If retailers were to draw up a nightmare scenario for the holiday shopping season, it might include a hurricane, flooding, war and soaring gas prices.
That's no nightmare, but today's unpleasant reality. And just to affirm the nervousness, a Field Poll released last week found that among those Californians making less than $40,000 a year, 54 percent said they were cutting back on spending for food, clothing and dining out because of having to pay more at the pump.
But some local retailers and analysts remain cautiously optimistic that the worst will pass before Christmas and people will once again be in a shopping mood.
"The expectation is that the holiday season of '05 is going to be just as good, if not better, than '04," said Al Frank, partner in charge of the consumer business practice at Deloitte & Touche LLP.
Frank predicts that retail sales will be up 3 percent to 4 percent, based on the belief that many of today's problems are temporary and mostly localized to the Gulf Coast states. He also cites still low unemployment, strong August same-store retail sales and a decent back-to-school shopping season, all things considered.
If Frank is on target, merchants should be satisfied, though not necessarily thrilled with retail's most important time of the year. Last year, fourth-quarter retail sales jumped 6.5 percent for the second year in a row, according to Retail Forward Inc. and the U.S. Department of Commerce.
Of course, it's still early. With more than two months before the holiday shopping season really gets going, many retailers and analysts are holding back from making pronouncements until they get a better read on the climate.

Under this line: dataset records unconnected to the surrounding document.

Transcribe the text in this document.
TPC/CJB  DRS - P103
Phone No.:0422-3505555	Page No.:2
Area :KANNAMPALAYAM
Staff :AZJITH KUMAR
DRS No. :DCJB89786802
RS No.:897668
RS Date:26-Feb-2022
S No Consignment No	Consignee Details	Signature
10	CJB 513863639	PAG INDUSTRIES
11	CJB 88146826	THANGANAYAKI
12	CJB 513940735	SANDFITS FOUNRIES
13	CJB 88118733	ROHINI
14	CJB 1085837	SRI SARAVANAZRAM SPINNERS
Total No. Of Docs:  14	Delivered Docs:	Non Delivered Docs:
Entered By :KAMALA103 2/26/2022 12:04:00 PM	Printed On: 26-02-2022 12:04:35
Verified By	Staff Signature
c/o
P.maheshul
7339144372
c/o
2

The National Retail Federation doesn't plan to release its forecast until late September, though it is closely monitoring retail sales as gas prices rise. "It is too soon right now to come up with a holiday forecast for the entire season," said spokeswoman Ellen Tolley Davis.

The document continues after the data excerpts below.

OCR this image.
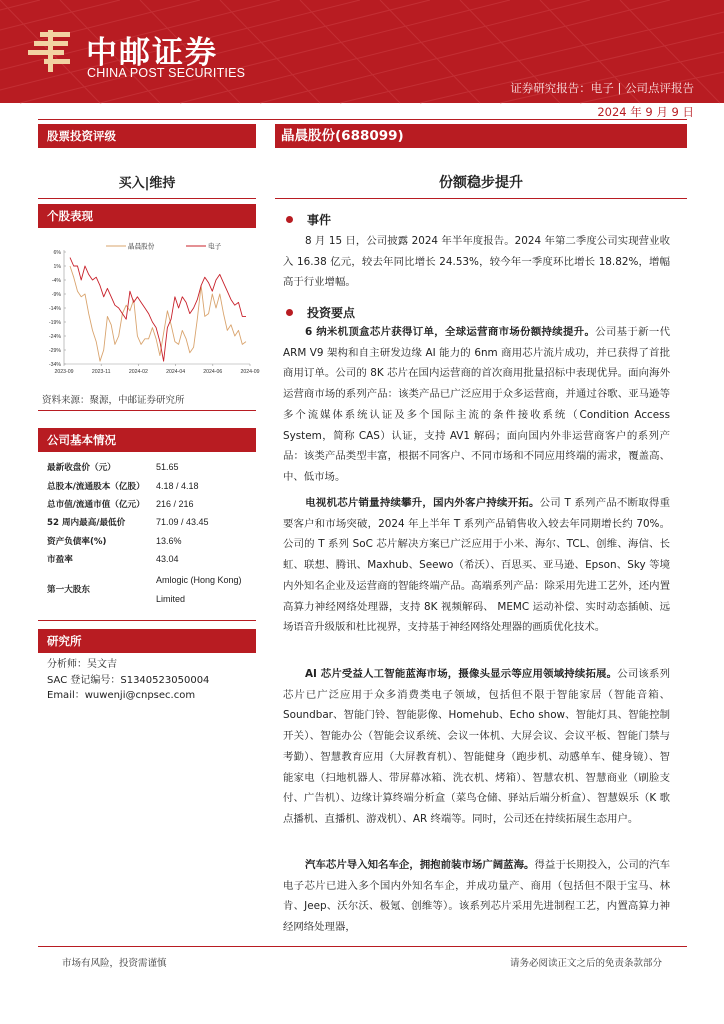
中邮证券
CHINA POST SECURITIES
证券研究报告：电子 | 公司点评报告
2024 年 9 月 9 日
股票投资评级
买入|维持
个股表现
6%
1%
-4%
-9%
-14%
-19%
-24%
-29%
-34%
2023-09	2023-11	2024-02	2024-04	2024-06	2024-09
晶晨股份	电子
资料来源：聚源，中邮证券研究所
公司基本情况
最新收盘价（元）	51.65
总股本/流通股本（亿股）	4.18 / 4.18
总市值/流通市值（亿元）	216 / 216
52 周内最高/最低价	71.09 / 43.45
资产负债率(%)	13.6%
市盈率	43.04
第一大股东	Amlogic (Hong Kong) Limited
研究所
分析师：吴文吉
SAC 登记编号：S1340523050004
Email：wuwenji@cnpsec.com
晶晨股份(688099)
份额稳步提升
事件
8 月 15 日，公司披露 2024 年半年度报告。2024 年第二季度公司实现营业收入 16.38 亿元，较去年同比增长 24.53%，较今年一季度环比增长 18.82%，增幅高于行业增幅。
投资要点
6 纳米机顶盒芯片获得订单，全球运营商市场份额持续提升。公司基于新一代 ARM V9 架构和自主研发边缘 AI 能力的 6nm 商用芯片流片成功，并已获得了首批商用订单。公司的 8K 芯片在国内运营商的首次商用批量招标中表现优异。面向海外运营商市场的系列产品：该类产品已广泛应用于众多运营商，并通过谷歌、亚马逊等多个流媒体系统认证及多个国际主流的条件接收系统（Condition Access System，简称 CAS）认证，支持 AV1 解码；面向国内外非运营商客户的系列产品：该类产品类型丰富，根据不同客户、不同市场和不同应用终端的需求，覆盖高、中、低市场。
电视机芯片销量持续攀升，国内外客户持续开拓。公司 T 系列产品不断取得重要客户和市场突破，2024 年上半年 T 系列产品销售收入较去年同期增长约 70%。公司的 T 系列 SoC 芯片解决方案已广泛应用于小米、海尔、TCL、创维、海信、长虹、联想、腾讯、Maxhub、Seewo（希沃）、百思买、亚马逊、Epson、Sky 等境内外知名企业及运营商的智能终端产品。高端系列产品：除采用先进工艺外，还内置高算力神经网络处理器，支持 8K 视频解码、 MEMC 运动补偿、实时动态插帧、远场语音升级版和杜比视界，支持基于神经网络处理器的画质优化技术。
AI 芯片受益人工智能蓝海市场，摄像头显示等应用领域持续拓展。公司该系列芯片已广泛应用于众多消费类电子领域，包括但不限于智能家居（智能音箱、 Soundbar、智能门铃、智能影像、Homehub、Echo show、智能灯具、智能控制开关）、智能办公（智能会议系统、会议一体机、大屏会议、会议平板、智能门禁与考勤）、智慧教育应用（大屏教育机）、智能健身（跑步机、动感单车、健身镜）、智能家电（扫地机器人、带屏幕冰箱、洗衣机、烤箱）、智慧农机、智慧商业（刷脸支付、广告机）、边缘计算终端分析盒（菜鸟仓储、驿站后端分析盒）、智慧娱乐（K 歌点播机、直播机、游戏机）、AR 终端等。同时，公司还在持续拓展生态用户。
汽车芯片导入知名车企，拥抱前装市场广阔蓝海。得益于长期投入，公司的汽车电子芯片已进入多个国内外知名车企，并成功量产、商用（包括但不限于宝马、林肯、Jeep、沃尔沃、极氪、创维等）。该系列芯片采用先进制程工艺，内置高算力神经网络处理器，
市场有风险，投资需谨慎	请务必阅读正文之后的免责条款部分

With gas topping $3 per gallon at many stations, the fear is that shoppers won't have enough money to plunk down for the latest electronics and fashions. That concern is especially acute at discount retailers who rely on lower-income customers being squeezed the most by high fuel costs.
So far, though, Davis said retailers haven't seen a widespread slowdown. She contends that back-to-school shopping, while slipping nationwide from last year, was hurt more by a drop in electronics consumption, which had surged over the last few years when IPods and other new products were being introduced. "This goes back to the mentality that consumers spend when it is important to them," she said.
If retailers don't meet their sales projections, Frank said they might blame high pump prices, even though poor merchandise may really be the problem. "A lot of people are going to be using it as an excuse," he warned.
That said, retailers are still being hurt on the operations side, in the form of higher transportation costs.
At Agoura Hills-based clothing retailer M. Fredric & Co. Inc., co-owner Fred Levine said that store deliveries of new products have been reduced to three days a week from five. "We always react, whether it is a gas crisis like this (or something else.) Our staff is going to be pretty overwhelmed three days a week," he said.
To get a clearer idea about the holiday outlook, retailers and analysts will watch what shoppers do over the Labor Day holiday. If there's heavy traffic, it could mean that people won't be deterred from spending, assuming the news doesn't sour even more.
"Are they going to go shopping, or are they going to stay there and watch CNN?" wondered Frank. "It is a good bet that people are going to go shopping."
There is at least one welcome sign heading into the holiday season: specialty clothing retailers have shown positive same-store sales growth in recent months.
Oren Hayun, a principal at Los Angeles-based HFI Corp., the parent company of the 13-store Planet Funk clothing chain, said stores are on track to record a double-digit same-store sales jump.
"There is nothing really that we are concerned about. We have some pretty positive strong projections for this holiday season, and we plan to make those projections," said Hayun.
Those kinds of results have been seen across the nation.
New Albany, Ohio-based Abercrombie & Fitch Co. posted a 24 percent same-store sales leap in August over the like period last year; Foothill Ranch-based Wet Seal Inc. had a 48.3 percent increase in same-store sales; Warrendale, Penn.-based American Eagle Outfitters Inc. reported an 11.8 percent jump; and Los Angeles-based Guess Inc. saw same-store sales grow 6.4 percent.
Even so, the back-to-school season was mixed. The retail federation estimated that U.S. back-to-school spending was down 8 percent this year from last year, while back-to-college spending was up 34 percent.
Predicting holiday season sales based on back-to-school numbers can be tricky, however. "I don't know that you can take that much from back to school in terms of a sales forecast, especially this year," said Davis.
But retailers can learn about consumer tastes from back-to-school purchases and can adjust their product assortment accordingly.
At Politix, a Beverly Center clothing store owned by Van Nuys-based Moba Inc., vice president and merchandising director Elie Kevorkian said that jeans have been the hot item, and the store has expanded its denim section to capitalize on the trend.
"I am trying to bring in more denim brands that no one has," he said, adding the move has helped push sales up 60 percent this year over last, about 20 percent higher than expected.